Investigation: Import VideoFrame from WebCodec to WebGPU #1380

@shaoboyan

Description

@shaoboyan

This is based on #1154 and focus on uploading VideoFrame from WebCodecs and Kangz@ inputs.

Rational

An important type of application that could be using WebGPU when it is released are applications handling video on the Web. These applications increasingly need to manipulate the video to add effects but also to extract data from them through machine learning. An example is the background replacement in Zoom video calls which does image processing to detect the background and then composites it with a replacement image.

Unlike HTMLVideoElement, the upcoming WebCodecs API allows applications to open a video stream and manipulate it at a very fine-grained level. WebCodecs exposes the exact format, colorspace, transform, and more importantly list of planes for a VideoFrame. We could imaging WebGPU combined with WebCodec could create amazing video application.
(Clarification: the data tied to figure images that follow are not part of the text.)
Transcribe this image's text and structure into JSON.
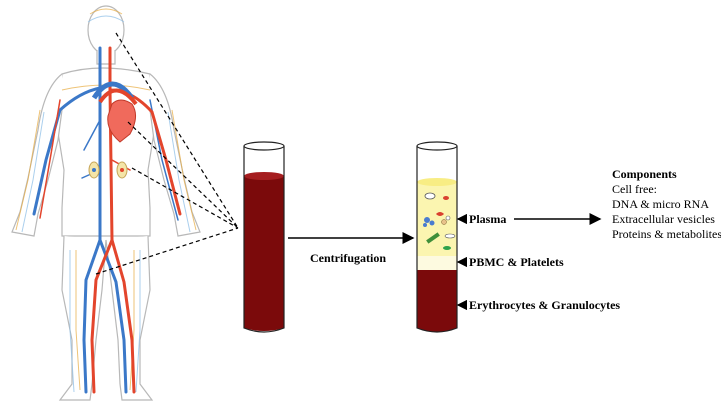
{
  "labels": {
    "centrifugation": "Centrifugation",
    "plasma": "Plasma",
    "pbmc": "PBMC & Platelets",
    "erythrocytes": "Erythrocytes & Granulocytes"
  },
  "components": {
    "title": "Components",
    "items": [
      "Cell free:",
      "DNA & micro RNA",
      "Extracellular vesicles",
      "Proteins & metabolites"
    ]
  },
  "colors": {
    "blood": "#7b0a0b",
    "plasma": "#fbf5b0",
    "artery": "#e3452c",
    "vein": "#3b78c8",
    "heart": "#f06a5c"
  }
}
In current status, WebCodec can only interact with WebGPU through CopyImageBitmapToTexture, by uploading video contents to GPUTexture. But the uploading performance is not good because extra copies/transforms(e.g. ImageBitmap creation, at least one copy to upload to the dst texture) are needed during uploading process.

In WebGL, WEBGL_webcodecs_video_frame extension, which introduces an 0-copy uploading path(in HW decoder case) through VideoFrame from Webcodecs, shows better perf than "direct uploading"(1-copy path) in some cases(e.g. tighten-bandwidth platform).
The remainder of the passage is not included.